The system would have to maintain privilege profiles, and know which to apply for each user and program. In the case of newly installed software, an administrator would need to set up default profiles for the new code.
Eliminating vulnerability to rogue device drivers is probably harder than for arbitrary rogue executables. Two techniques, used in VMS, that can help are memory mapping only the registers of the device in question and a system interface associating the driver with interrupts from the device.
Other approaches are:
Various forms of virtualization, allowing the code unlimited access only to virtual resources
Various forms of sandbox or jail
The security functions of Java, in java.security
Such approaches, however, if not fully integrated with the operating system, would reduplicate effort and not be universally applied, both of which would be detrimental to security.

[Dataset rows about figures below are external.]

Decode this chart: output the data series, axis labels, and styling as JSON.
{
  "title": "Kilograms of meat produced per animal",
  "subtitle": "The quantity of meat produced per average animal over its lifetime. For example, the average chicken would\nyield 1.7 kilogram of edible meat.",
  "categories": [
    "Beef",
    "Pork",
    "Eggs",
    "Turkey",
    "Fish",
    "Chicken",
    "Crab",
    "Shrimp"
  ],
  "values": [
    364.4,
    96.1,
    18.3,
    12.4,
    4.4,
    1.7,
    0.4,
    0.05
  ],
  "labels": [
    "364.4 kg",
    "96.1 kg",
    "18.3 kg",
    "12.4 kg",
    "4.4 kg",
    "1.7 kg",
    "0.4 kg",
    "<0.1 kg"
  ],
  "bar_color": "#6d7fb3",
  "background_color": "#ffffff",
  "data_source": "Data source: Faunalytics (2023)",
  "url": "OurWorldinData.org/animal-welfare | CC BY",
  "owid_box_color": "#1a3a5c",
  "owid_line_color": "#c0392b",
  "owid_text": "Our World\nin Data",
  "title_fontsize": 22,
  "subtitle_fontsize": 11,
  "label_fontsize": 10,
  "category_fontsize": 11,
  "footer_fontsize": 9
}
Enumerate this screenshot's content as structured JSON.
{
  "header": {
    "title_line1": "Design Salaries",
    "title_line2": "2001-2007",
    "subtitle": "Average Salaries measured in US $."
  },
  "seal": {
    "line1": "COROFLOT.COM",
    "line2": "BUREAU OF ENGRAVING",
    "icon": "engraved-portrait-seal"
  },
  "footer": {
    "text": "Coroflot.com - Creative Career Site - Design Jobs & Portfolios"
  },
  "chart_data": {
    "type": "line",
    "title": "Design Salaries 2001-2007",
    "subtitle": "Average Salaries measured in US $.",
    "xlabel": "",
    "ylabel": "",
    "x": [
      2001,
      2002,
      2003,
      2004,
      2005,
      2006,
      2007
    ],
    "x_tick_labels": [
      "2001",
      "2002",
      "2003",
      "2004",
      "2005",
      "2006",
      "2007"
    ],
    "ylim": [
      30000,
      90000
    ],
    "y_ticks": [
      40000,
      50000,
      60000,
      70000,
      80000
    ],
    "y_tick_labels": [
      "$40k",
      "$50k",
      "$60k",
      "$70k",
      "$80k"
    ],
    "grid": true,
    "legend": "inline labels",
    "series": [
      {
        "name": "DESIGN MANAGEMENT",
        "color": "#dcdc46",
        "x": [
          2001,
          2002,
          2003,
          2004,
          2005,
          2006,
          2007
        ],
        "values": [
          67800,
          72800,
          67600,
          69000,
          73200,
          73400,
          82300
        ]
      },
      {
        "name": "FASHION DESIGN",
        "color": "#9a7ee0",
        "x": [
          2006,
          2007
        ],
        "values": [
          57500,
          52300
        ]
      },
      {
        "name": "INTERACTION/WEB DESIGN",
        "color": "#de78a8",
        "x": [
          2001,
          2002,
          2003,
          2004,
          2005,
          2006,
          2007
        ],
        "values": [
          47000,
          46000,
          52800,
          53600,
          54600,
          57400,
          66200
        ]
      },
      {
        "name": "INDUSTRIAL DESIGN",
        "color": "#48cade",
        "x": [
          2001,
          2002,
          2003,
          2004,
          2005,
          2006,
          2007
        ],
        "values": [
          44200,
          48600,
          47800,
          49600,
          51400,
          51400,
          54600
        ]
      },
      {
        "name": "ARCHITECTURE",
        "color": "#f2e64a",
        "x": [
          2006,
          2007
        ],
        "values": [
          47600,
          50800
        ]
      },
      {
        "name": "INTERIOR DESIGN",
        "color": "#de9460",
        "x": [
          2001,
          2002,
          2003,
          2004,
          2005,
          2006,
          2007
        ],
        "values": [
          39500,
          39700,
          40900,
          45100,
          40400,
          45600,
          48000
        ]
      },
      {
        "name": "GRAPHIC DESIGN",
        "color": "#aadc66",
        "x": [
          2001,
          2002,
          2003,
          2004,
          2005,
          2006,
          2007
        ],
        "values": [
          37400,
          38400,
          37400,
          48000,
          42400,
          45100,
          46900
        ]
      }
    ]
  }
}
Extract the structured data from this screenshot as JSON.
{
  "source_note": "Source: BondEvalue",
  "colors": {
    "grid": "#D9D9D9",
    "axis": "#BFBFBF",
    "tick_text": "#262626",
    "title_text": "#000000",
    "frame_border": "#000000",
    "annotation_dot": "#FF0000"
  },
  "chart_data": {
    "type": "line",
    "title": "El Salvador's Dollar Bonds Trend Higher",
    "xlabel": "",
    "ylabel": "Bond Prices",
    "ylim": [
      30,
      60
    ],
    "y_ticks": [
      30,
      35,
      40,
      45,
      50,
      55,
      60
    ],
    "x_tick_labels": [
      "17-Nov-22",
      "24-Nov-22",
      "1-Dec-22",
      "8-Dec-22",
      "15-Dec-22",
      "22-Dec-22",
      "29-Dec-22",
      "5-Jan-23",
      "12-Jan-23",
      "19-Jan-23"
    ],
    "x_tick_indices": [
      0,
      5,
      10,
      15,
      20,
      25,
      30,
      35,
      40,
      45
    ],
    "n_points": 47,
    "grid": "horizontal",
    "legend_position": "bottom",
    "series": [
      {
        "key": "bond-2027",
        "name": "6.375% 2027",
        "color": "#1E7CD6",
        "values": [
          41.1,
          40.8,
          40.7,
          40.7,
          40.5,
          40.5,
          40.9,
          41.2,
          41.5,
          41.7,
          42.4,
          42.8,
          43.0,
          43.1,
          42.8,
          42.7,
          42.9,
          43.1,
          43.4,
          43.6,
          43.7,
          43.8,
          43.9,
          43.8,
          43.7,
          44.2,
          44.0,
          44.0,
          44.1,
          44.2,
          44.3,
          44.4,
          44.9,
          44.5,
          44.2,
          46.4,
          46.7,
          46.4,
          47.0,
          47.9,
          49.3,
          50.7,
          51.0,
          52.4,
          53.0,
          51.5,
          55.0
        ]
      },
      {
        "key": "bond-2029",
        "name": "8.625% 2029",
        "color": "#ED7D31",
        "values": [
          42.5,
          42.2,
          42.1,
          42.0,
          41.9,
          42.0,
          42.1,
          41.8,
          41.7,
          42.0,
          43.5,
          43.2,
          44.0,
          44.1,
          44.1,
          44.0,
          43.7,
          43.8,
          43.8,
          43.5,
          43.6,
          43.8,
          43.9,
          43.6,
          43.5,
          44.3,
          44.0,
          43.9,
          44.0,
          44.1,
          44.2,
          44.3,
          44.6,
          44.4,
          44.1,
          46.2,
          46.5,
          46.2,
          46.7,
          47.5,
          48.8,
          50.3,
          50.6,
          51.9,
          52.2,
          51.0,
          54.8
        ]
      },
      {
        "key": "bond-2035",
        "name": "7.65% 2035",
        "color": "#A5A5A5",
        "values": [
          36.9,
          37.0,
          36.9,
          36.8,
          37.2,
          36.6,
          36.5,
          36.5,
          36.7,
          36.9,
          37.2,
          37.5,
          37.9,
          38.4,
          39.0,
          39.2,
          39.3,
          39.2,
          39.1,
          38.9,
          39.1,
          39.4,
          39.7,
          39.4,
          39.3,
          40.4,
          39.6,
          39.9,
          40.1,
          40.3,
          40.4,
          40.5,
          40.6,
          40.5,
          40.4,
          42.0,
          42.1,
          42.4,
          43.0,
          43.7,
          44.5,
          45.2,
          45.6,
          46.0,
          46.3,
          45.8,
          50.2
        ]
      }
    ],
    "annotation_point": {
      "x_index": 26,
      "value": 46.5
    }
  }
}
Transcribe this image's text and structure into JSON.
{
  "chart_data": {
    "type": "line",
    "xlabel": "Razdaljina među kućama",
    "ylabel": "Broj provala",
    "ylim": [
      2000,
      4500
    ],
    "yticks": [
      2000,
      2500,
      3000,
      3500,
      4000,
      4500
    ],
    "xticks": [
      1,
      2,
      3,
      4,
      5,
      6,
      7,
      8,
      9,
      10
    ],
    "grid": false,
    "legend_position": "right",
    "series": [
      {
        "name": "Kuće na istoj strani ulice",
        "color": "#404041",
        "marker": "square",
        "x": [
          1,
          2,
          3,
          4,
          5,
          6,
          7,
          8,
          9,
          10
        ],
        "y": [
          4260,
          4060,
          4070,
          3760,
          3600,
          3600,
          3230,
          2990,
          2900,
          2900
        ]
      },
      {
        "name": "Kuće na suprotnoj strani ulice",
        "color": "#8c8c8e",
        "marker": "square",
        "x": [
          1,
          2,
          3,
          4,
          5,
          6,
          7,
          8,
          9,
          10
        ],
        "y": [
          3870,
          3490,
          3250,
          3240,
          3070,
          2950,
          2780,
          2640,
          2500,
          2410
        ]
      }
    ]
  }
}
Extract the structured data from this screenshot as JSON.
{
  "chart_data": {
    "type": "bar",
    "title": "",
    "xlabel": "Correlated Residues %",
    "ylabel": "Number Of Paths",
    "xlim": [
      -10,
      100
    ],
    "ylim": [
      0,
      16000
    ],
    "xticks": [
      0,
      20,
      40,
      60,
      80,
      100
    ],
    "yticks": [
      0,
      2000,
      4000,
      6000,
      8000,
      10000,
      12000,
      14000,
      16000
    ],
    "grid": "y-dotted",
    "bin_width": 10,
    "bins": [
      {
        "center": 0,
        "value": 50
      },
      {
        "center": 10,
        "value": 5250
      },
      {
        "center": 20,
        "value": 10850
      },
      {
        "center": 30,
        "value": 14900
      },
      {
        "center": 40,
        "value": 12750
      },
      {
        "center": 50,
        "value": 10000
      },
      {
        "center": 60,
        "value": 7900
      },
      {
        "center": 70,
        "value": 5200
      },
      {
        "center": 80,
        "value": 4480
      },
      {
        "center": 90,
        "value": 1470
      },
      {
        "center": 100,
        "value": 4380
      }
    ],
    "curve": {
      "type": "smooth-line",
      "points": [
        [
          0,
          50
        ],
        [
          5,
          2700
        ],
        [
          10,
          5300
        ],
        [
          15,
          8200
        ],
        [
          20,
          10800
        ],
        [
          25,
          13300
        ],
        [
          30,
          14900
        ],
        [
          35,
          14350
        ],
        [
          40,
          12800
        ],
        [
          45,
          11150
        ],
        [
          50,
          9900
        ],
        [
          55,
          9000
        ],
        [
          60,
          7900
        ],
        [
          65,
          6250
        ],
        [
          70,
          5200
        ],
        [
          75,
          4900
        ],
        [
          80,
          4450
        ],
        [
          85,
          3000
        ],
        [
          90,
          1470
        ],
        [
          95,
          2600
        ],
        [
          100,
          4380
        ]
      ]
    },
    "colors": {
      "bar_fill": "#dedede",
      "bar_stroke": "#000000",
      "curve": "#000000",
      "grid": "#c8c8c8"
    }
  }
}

Academic research on malware: a brief overview
The notion of a self-reproducing computer program can be traced back to 1949 when John von Neumann presented lectures that encompassed the theory and organization of complicated automata. Neumann showed that in theory a program could reproduce itself. This constituted a plausibility result in computability theory. Fred Cohen experimented with computer viruses and confirmed Neumann's postulate. He also investigated other properties of malware (detectability, self-obfuscating programs that used rudimentary encryption that he called "evolutionary", and so on). His doctoral dissertation was on the subject of computer viruses. Cohen's faculty advisor, Leonard Adleman (the A in RSA) presented a rigorous proof that, in the general case, algorithmically determining whether a virus is or is not present is Turing undecidable. This problem must not be mistaken for that of determining, within a broad class of programs, that a virus is not present; this problem differs in that it does not require the ability to recognize all viruses. Adleman's proof is perhaps the deepest result in malware computability theory to date and it relies on Cantor's diagonal argument as well as the halting problem. Ironically, it was later shown by Young and Yung that Adleman's work in cryptography is ideal in constructing a virus that is highly resistant to reverse-engineering by presenting the notion of a cryptovirus. A cryptovirus is a virus that contains and uses a public key. In the cryptoviral extortion attack, the virus hybrid encrypts plaintext data on the victim's machine using the virus writer's public key. In theory the victim must negotiate with the virus writer to get the plaintext back (assuming there are no backups). Analysis of the virus reveals the public key, not the needed private decryption key. This result was the first to show that computational complexity theory can be used to devise malware that is robust against reverse-engineering.
Another growing area of computer virus research is to mathematically model the infection behavior of worms using models such as Lotka-Volterra equations, which has been applied in the study of biological virus. Various virus propagation scenarios have been studied by researchers such as propagation of computer virus, fighting virus with virus like predator codes,effectiveness of patching etc.
Emerging vectors and pathways
Wikis and Blogs
Innocuous wikis and blogs are not immune to hijacking. It has been reported that the German edition of Wikipedia has recently been used as an attempt to vector infection. Through a form of social engineering, users with ill intent have added links to web pages that contain malicious software with the claim that the web page would provide detections and remedies, when in fact it was a lure to infect.
Targeted SMTP Threats
Targeted SMTP threats also represent an emerging attack vector through which malware is propagated. As users adapt to widespread spam attacks, cybercriminals distribute crimeware to target one specific organization or industry, often for financial gain.